BİTMEYEN ÇİLE -2

(2 Şubat 1982'de darbe ile başa gelen Suriye Devlet Başkanı Hafız Esed, kendi vatandaşı olan 30 bin Hama'lı Müslümanları şehit etmişti.  Hafız Esed akciğer kanserinden ölünce, babasından devraldığı katilliği ikiye katlayarak tüm dünya Müslümanlarını kanser eden Beşar Esed, bu şehit sayısını ikiye katladı. Bugün 2 Şubat 2013… Müslüman şehitleri 31.nci yılında rahmetle anıyoruz.)

Hani müminler bir binanın tuğlaları gibi birbirini desteklerdi ya, hani kardeştik ya; ağlayan gözleri bile silemez olduk. Küçük bir kızın çırpınışlarına heyhat öbür karanlık köşesinde kaldı dünyanın…

Ey imdat isteyen küçük kız! Her dokunduğumda çocuğuma hep sen varsın aklımda… Babanın seni kucakladığı gibi kucaklıyorum yavrumu… Onun yanaklarında senin gözyaşlarını içiyorum!

Suriye'deki olaylar ne anlatılır, ne de yazılır… Onu ancak canıyla, namusuyla yaşayanlar bilir… Lise çağındaki öğrencileri slogan attıkları için tutuklayıp işkence altında tırnakları sökülüyorsa, bu nasıl acıdır bilir misiniz?

Ya Kundaktaki bebekleri, çocukları özellikle yakın mesafeden gözlerinden vurmalarını? Alt çenelerini koparmalarını… Bunları resimlemeye içimiz elvermiyor ki görüntüleyelim.

La ilahe illalah Muhammeden Resulullah yerine, şakağınıza namlular dayansa, La ilahe illa Beşar Esad dedirtse, söyler miydiniz? Yine de söylemeyen din kardeşimizin, Hz. Bilal'in “Ehad, Allah birdir” dediği gibi: “La ilahe illalah Muhammeden Resulullah” Diyerek şehid edildiğini nasıl karşılarsınız?

Camide namaz kılarken katliam bombası üzerinize düşse, Nusayrinin gafil kafası kanlı postallarıyla gelip, namazı taklit edip ağızlarındaki sigarayla alaya alsa; Suriyeli bacım Kuran okuyor diye beş tane salyalı namusunu kirletse, vicdanlarda bir katrecik merhamet duygusu taşıyanların bile yürekleri paramparça olurdu.

Zor günlerinde kardeşlerinin yanında olmayanlar, bugün değilse ne zaman kardeşliklerini hatırlayacaklardır? “Yaratılanı yaratandan ötürü sevdiğini söyleyenler” Suriye'nin mazlum halkına karşı daha ne kadar sevgisiz ve merhametsiz olarak, hiç olmazsa duasız mı sabahlayacaklardır?

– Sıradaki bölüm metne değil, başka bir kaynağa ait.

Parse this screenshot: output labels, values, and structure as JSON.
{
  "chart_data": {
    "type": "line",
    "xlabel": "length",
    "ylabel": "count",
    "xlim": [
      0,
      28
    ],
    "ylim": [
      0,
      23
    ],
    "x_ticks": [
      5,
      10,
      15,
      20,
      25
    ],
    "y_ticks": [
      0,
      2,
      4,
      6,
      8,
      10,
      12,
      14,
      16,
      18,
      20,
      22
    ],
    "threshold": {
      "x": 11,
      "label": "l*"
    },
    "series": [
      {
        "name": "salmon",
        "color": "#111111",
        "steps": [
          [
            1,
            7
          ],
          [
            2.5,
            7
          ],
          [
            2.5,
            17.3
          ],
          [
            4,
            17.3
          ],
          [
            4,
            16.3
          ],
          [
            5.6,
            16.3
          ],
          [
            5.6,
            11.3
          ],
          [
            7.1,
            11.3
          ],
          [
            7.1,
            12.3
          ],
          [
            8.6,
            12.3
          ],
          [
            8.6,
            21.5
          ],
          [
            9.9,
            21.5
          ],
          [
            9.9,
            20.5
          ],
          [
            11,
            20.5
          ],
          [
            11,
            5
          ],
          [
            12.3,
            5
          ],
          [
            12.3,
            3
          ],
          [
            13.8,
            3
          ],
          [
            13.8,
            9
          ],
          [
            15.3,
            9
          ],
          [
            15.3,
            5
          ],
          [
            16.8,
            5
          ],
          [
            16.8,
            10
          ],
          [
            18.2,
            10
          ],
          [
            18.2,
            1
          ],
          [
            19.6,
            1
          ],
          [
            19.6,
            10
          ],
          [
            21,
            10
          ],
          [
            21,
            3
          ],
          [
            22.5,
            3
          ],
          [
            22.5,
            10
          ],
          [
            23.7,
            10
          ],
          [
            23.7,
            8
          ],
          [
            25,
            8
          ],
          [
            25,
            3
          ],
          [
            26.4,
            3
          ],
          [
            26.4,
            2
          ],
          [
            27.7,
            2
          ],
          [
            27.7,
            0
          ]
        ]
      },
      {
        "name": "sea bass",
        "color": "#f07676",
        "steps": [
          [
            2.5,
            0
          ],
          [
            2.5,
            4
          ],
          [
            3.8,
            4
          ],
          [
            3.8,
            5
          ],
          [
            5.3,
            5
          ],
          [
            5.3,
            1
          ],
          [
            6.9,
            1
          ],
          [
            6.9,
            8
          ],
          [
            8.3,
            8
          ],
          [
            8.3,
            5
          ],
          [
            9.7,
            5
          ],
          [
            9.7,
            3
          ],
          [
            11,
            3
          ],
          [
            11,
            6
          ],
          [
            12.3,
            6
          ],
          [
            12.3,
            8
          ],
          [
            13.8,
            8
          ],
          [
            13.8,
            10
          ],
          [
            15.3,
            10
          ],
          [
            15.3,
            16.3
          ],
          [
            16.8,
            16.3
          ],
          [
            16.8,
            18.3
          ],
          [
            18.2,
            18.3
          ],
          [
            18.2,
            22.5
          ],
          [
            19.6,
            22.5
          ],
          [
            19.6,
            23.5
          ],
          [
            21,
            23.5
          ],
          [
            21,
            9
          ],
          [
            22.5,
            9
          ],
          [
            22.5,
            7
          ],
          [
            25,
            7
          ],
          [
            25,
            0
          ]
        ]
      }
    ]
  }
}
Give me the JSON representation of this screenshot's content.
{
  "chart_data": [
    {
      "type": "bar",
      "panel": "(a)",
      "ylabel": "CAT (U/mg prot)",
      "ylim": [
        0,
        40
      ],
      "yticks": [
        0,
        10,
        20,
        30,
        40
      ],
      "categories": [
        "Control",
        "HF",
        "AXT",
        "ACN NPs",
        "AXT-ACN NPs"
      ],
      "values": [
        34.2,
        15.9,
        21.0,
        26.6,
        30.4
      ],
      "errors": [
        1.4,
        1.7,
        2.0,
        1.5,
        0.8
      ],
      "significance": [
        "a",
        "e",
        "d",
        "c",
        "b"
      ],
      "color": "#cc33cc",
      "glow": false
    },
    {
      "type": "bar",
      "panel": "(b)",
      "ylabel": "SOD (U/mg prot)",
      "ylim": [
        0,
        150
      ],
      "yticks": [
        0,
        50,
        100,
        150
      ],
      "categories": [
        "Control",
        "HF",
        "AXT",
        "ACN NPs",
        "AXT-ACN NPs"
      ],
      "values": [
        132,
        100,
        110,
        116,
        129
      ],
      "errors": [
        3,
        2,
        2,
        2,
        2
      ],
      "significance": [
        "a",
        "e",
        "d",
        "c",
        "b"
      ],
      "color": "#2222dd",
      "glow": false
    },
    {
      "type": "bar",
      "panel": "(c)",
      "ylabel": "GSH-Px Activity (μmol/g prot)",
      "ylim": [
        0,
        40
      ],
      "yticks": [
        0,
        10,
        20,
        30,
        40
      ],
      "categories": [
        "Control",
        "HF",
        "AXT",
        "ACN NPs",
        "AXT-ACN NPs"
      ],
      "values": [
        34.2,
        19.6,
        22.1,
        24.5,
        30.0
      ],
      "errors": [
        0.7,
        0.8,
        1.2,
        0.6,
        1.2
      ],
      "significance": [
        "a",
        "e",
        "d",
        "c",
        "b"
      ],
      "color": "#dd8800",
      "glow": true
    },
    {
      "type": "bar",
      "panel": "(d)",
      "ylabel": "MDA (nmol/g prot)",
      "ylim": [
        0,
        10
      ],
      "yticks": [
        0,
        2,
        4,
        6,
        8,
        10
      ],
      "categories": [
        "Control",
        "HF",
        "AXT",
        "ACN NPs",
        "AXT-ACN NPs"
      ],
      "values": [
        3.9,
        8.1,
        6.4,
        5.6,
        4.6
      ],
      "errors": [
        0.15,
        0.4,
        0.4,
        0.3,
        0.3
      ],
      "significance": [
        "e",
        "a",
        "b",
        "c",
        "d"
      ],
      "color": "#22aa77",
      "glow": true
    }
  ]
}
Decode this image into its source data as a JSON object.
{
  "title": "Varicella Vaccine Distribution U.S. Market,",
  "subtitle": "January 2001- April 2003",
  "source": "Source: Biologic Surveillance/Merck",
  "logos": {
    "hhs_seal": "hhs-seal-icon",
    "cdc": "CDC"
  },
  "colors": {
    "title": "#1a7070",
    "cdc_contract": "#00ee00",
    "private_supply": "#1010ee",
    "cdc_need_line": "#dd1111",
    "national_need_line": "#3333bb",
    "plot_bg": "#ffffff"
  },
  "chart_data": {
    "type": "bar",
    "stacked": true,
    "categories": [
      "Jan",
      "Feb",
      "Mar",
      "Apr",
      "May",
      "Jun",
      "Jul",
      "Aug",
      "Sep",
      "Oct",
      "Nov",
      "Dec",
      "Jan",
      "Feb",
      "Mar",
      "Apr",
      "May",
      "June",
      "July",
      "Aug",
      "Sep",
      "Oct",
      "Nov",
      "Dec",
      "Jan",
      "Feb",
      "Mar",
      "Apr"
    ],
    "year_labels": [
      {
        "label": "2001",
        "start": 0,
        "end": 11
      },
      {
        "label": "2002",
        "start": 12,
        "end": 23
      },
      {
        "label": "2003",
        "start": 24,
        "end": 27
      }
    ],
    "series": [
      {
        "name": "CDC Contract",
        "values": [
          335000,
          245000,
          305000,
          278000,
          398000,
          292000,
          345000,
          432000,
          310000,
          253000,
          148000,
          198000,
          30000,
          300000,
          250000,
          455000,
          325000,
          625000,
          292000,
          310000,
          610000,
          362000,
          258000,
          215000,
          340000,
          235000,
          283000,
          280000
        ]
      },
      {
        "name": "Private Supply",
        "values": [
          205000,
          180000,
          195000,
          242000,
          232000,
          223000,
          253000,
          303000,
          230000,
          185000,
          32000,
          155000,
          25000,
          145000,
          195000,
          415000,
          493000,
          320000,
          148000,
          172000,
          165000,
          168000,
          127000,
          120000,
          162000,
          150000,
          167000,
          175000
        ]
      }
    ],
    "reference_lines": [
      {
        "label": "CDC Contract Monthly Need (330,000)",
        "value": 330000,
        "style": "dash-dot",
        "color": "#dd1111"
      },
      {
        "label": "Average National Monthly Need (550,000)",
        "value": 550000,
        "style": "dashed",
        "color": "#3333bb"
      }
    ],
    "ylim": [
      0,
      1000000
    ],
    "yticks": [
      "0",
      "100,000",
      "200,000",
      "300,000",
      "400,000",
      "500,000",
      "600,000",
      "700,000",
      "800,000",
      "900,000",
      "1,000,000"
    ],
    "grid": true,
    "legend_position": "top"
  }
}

Ey Filistinli çocuk! Senin de mi babanı aldılar. Zindanlar dar geldi, darağacına mı gitti yoksa kurşunlara mı hedef oldu? Sen kurşunlara, füzelere, tanklara ağır silahlara karşılık taş atmaya devam et.

Olur ya bir zalimin başını ezersin! Ben televizyonlarda ve dünya içkili masalarda İsrail yönetiminin savunmasız Filistin halkına karşı yürüttüğü insanlık dışı katliamı konuşalım. Çözümler üretelim. Tepkiler verelim. Yaldızlı pankartlara lanetler yazalım. Ama sen, bizlere bakıp ta umutla!

Ey Filistinli baba! Daha akıl baliğ olmayan çocukların İsrail askerleri tarafından büyük bir soğukkanlılıkla, kurşun yağmuruna tutularak katlediliyor ya, bizler haberlerden duyuyoruz. Sadece biz değil bütün dünyada protestolarla karşılıyor. Ama sen, bizlere bakıp ta umutla!